Role of ascorbic acid in enhancing hypoxia tolerance in roots of sensitive and tolerant apple rootstocks

• Hypoxia stress brought about oxidative damage and decrease in root AsA content.
• AsA partially alleviated hypoxia-induced growth inhibition and oxidative stress.
• AsA-triggered the up-regulation of antioxidant enzymes related the AsA–GSH cycle.
• Additional AsA enhanced hypoxia tolerance of hypoxia-sensitive apple rootstocks.
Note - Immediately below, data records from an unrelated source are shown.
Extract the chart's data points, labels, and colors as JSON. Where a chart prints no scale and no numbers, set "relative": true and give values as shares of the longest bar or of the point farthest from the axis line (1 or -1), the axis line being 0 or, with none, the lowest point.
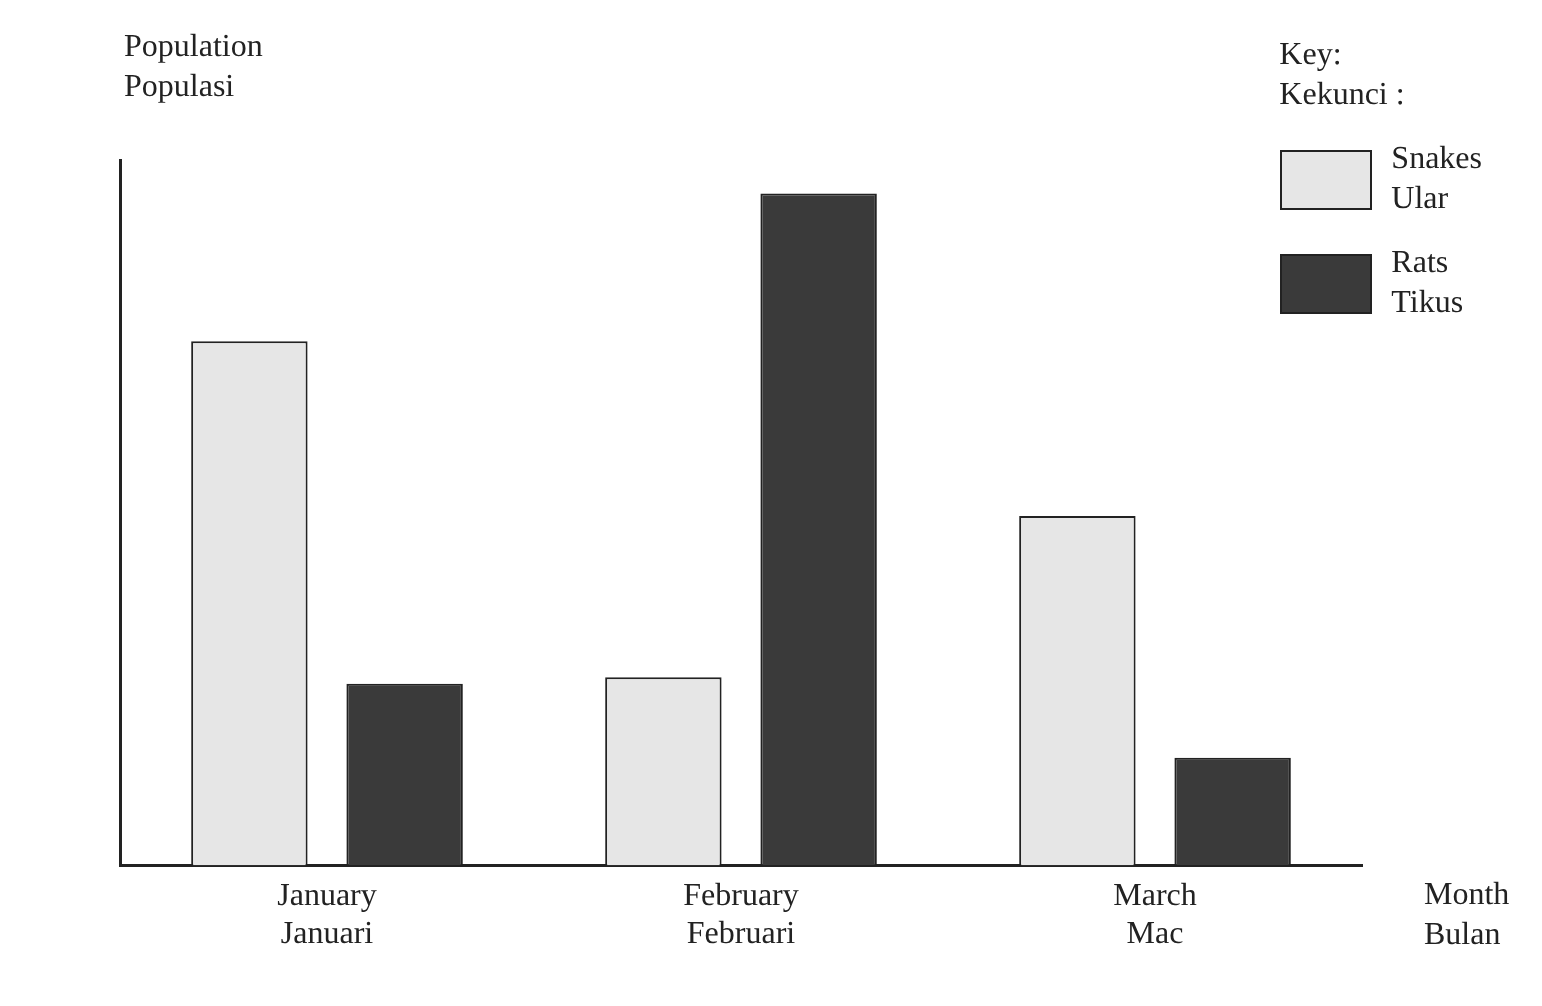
{
  "chart_data": {
    "type": "bar",
    "relative": true,
    "ylabel": "Population\nPopulasi",
    "xlabel": "Month\nBulan",
    "legend_title": "Key:\nKekunci :",
    "legend": "top right",
    "grid": false,
    "categories": [
      "January\nJanuari",
      "February\nFebruari",
      "March\nMac"
    ],
    "series": [
      {
        "name": "Snakes\nUlar",
        "color": "#e6e6e6",
        "values": [
          0.78,
          0.28,
          0.52
        ]
      },
      {
        "name": "Rats\nTikus",
        "color": "#3a3a3a",
        "values": [
          0.27,
          1,
          0.16
        ]
      }
    ]
  }
}
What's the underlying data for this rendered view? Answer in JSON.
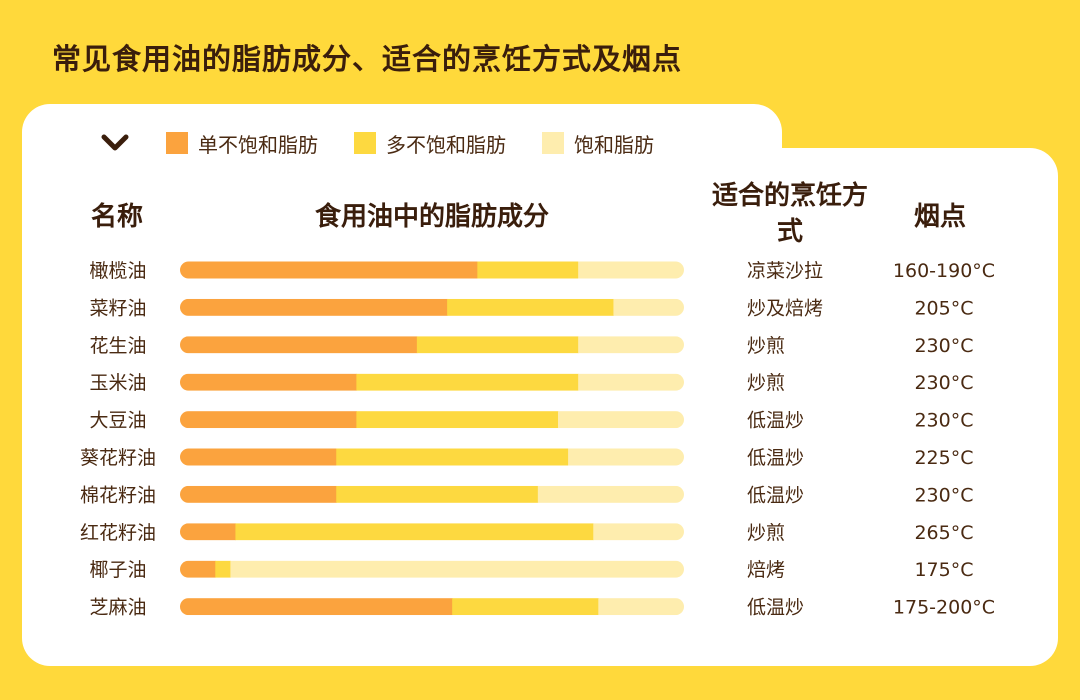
{
  "title": "常见食用油的脂肪成分、适合的烹饪方式及烟点",
  "legend": {
    "toggle_icon": "chevron-down-icon",
    "items": [
      {
        "label": "单不饱和脂肪",
        "color": "#FBA33E"
      },
      {
        "label": "多不饱和脂肪",
        "color": "#FDD940"
      },
      {
        "label": "饱和脂肪",
        "color": "#FEEDAE"
      }
    ]
  },
  "headers": {
    "name": "名称",
    "composition": "食用油中的脂肪成分",
    "cooking": "适合的烹饪方式",
    "smoke_point": "烟点"
  },
  "chart_data": {
    "type": "bar",
    "orientation": "horizontal",
    "stacked": true,
    "normalized": true,
    "title": "常见食用油的脂肪成分、适合的烹饪方式及烟点",
    "categories": [
      "橄榄油",
      "菜籽油",
      "花生油",
      "玉米油",
      "大豆油",
      "葵花籽油",
      "棉花籽油",
      "红花籽油",
      "椰子油",
      "芝麻油"
    ],
    "series": [
      {
        "name": "单不饱和脂肪",
        "color": "#FBA33E",
        "values": [
          59,
          53,
          47,
          35,
          35,
          31,
          31,
          11,
          7,
          54
        ]
      },
      {
        "name": "多不饱和脂肪",
        "color": "#FDD940",
        "values": [
          20,
          33,
          32,
          44,
          40,
          46,
          40,
          71,
          3,
          29
        ]
      },
      {
        "name": "饱和脂肪",
        "color": "#FEEDAE",
        "values": [
          21,
          14,
          21,
          21,
          25,
          23,
          29,
          18,
          90,
          17
        ]
      }
    ],
    "cooking_methods": [
      "凉菜沙拉",
      "炒及焙烤",
      "炒煎",
      "炒煎",
      "低温炒",
      "低温炒",
      "低温炒",
      "炒煎",
      "焙烤",
      "低温炒"
    ],
    "smoke_points": [
      "160-190°C",
      "205°C",
      "230°C",
      "230°C",
      "230°C",
      "225°C",
      "230°C",
      "265°C",
      "175°C",
      "175-200°C"
    ],
    "xlim": [
      0,
      100
    ],
    "grid": false,
    "legend_position": "top"
  }
}
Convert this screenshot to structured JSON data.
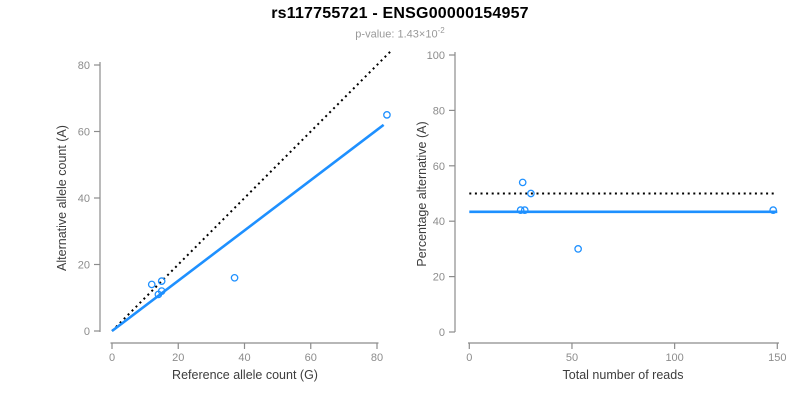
{
  "header": {
    "title": "rs117755721 - ENSG00000154957",
    "p_label": "p-value: 1.43×10",
    "p_exponent": "-2"
  },
  "colors": {
    "accent": "#1E90FF",
    "dotted_line": "#000000",
    "axis": "#8c8c8c",
    "tick_label": "#8c8c8c",
    "axis_title": "#3d3d3d",
    "title": "#000000",
    "subtitle": "#999999",
    "background": "#ffffff"
  },
  "chart_data": [
    {
      "type": "scatter",
      "panel": "left",
      "xlabel": "Reference allele count (G)",
      "ylabel": "Alternative allele count (A)",
      "xlim": [
        0,
        84
      ],
      "ylim": [
        0,
        84
      ],
      "xticks": [
        0,
        20,
        40,
        60,
        80
      ],
      "yticks": [
        0,
        20,
        40,
        60,
        80
      ],
      "grid": false,
      "legend": "none",
      "marker": "open-circle",
      "points": [
        [
          12,
          14
        ],
        [
          15,
          15
        ],
        [
          14,
          11
        ],
        [
          15,
          12
        ],
        [
          37,
          16
        ],
        [
          83,
          65
        ]
      ],
      "lines": [
        {
          "name": "identity",
          "style": "dotted",
          "color": "#000000",
          "x1": 0,
          "y1": 0,
          "x2": 84,
          "y2": 84
        },
        {
          "name": "fit",
          "style": "solid",
          "color": "#1E90FF",
          "x1": 0,
          "y1": 0,
          "x2": 82,
          "y2": 62
        }
      ]
    },
    {
      "type": "scatter",
      "panel": "right",
      "xlabel": "Total number of reads",
      "ylabel": "Percentage alternative (A)",
      "xlim": [
        0,
        150
      ],
      "ylim": [
        0,
        100
      ],
      "xticks": [
        0,
        50,
        100,
        150
      ],
      "yticks": [
        0,
        20,
        40,
        60,
        80,
        100
      ],
      "grid": false,
      "legend": "none",
      "marker": "open-circle",
      "points": [
        [
          26,
          54
        ],
        [
          30,
          50
        ],
        [
          25,
          44
        ],
        [
          27,
          44
        ],
        [
          53,
          30
        ],
        [
          148,
          44
        ]
      ],
      "lines": [
        {
          "name": "expected-50pct",
          "style": "dotted",
          "color": "#000000",
          "x1": 0,
          "y1": 50,
          "x2": 150,
          "y2": 50
        },
        {
          "name": "fit",
          "style": "solid",
          "color": "#1E90FF",
          "x1": 0,
          "y1": 43.4,
          "x2": 150,
          "y2": 43.4
        }
      ]
    }
  ]
}
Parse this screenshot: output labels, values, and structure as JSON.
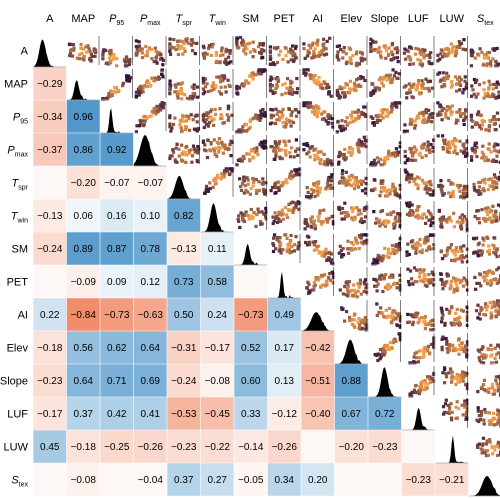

Ascorbic acid (AsA) has an important role in plant growth and development, protecting cells against oxidative challenges when exposed to environmental stresses. We investigated the mechanism by which exogenous AsA enhances hypoxia tolerance and alleviates oxidative damage in sensitive and tolerant apple rootstocks (Malus sieversii and M. hupehensis). Although such stress inhibited seedling growth in both species, the extent of this effect differed greatly between the two genotypes. Under stress, dry weights were significantly lower from the hypoxia-sensitive M. sieversii than from the controls, but they increased significantly with the addition of AsA. The contents of hydrogen peroxide (H2O2) and superoxide radicals (O2−) were significantly increased in roots of both species exposed to hypoxia. This led to oxidative damage, which was indicated by the accumulation of malondialdehyde (MDA). However, that reaction in M. sieversii was significantly suppressed when AsA was supplemented. Exogenously applied AsA enhanced the activities of ascorbate peroxidase (APX), dehydroascorbate reductase (DHAR), monodehydroascorbate reductase (MDHAR), glutathione reductase (GR), superoxide dismutase (SOD), peroxidase (POD) and catalase (CAT) in both species, albeit to a greater extent in M. sieversii than in M. hupehensis under hypoxia stress. Exogenously applied AsA raised its endogenous levels of both Malus species exposed to hypoxia, but to a greater extent in M. sieversii. AsA applications also slightly enhanced root glutathione (GSH) contents in stressed plants, but differences were not statistically significant between the treated and untreated plants. AsA possibly enhance hypoxia tolerance by elevating its endogenous level and improving the capacity of the ascorbate–glutathione cycle, thereby decreasing the occurrence of oxidative damage in the membranes.